Maybe not. Sunspot counts for 2009 have dropped even lower. As of March 31st, there were no sunspots on 78 of the year's 90 days (87%).
It adds up to one inescapable conclusion: "We're experiencing a very deep solar minimum," says solar physicist Dean Pesnell of the Goddard Space Flight Center.
"This is the quietest sun we've seen in almost a century," agrees sunspot expert David Hathaway of the Marshall Space Flight Center.
Read it here.
Why should we care? Because changes in solar activity have consequences here on earth.
Less solar activity means more cosmic rays enter the region around Earth, increasing health risks.

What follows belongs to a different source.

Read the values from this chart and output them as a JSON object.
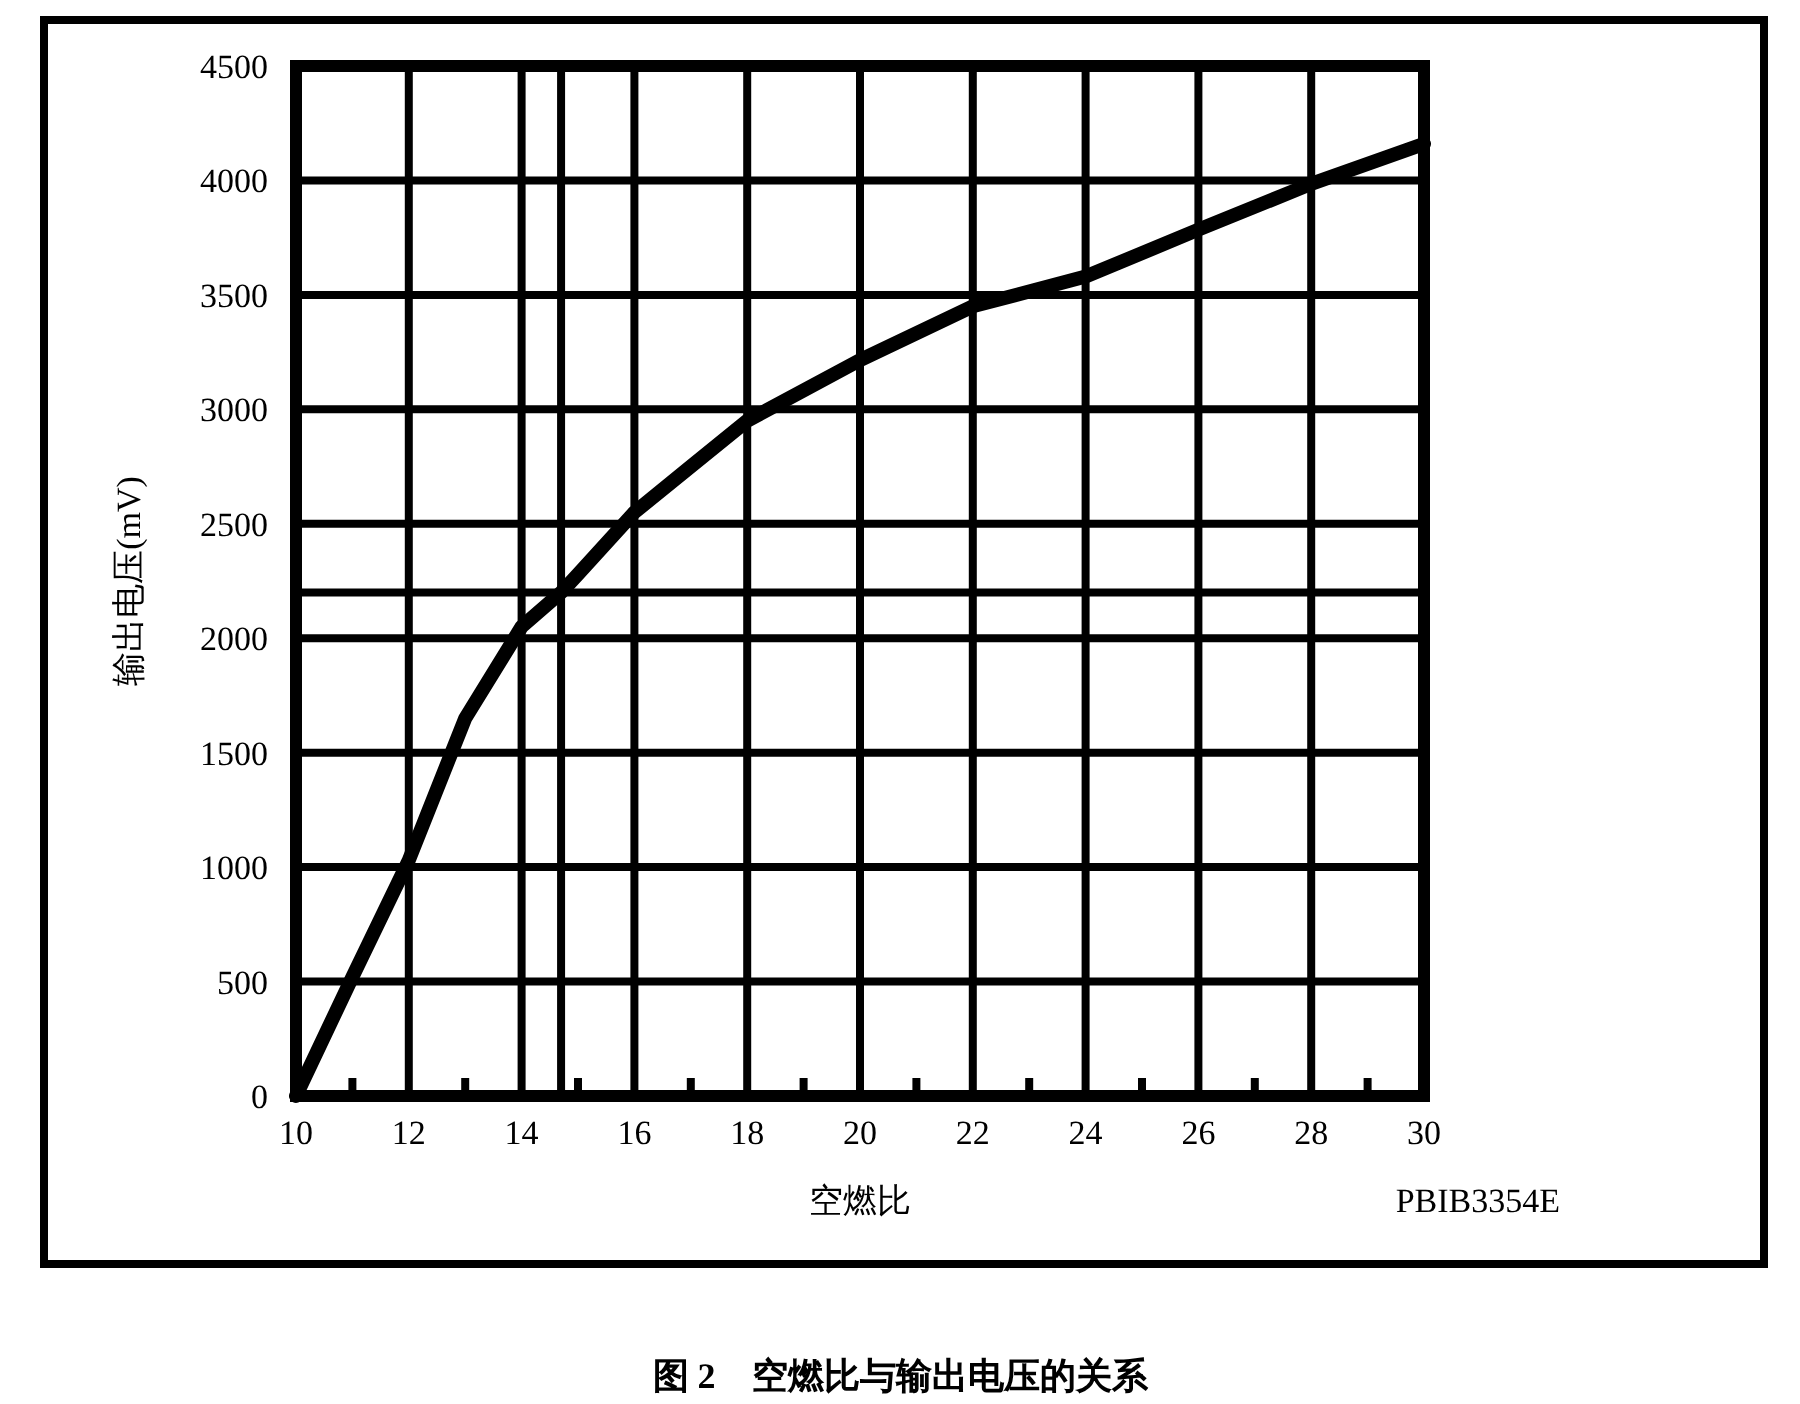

A decline in solar radiation means global cooling on Earth.
Freeman Dyson thinks we are on the verge of a new Ice Age -- if this decline in solar activity continues much longer he might be right.
Finally, like the econometric scholars and climate scientists NASA has constructed computer models -- unlike their more arrogant colleagues, though, NASA admits that their models don't predict the future with much accuracy.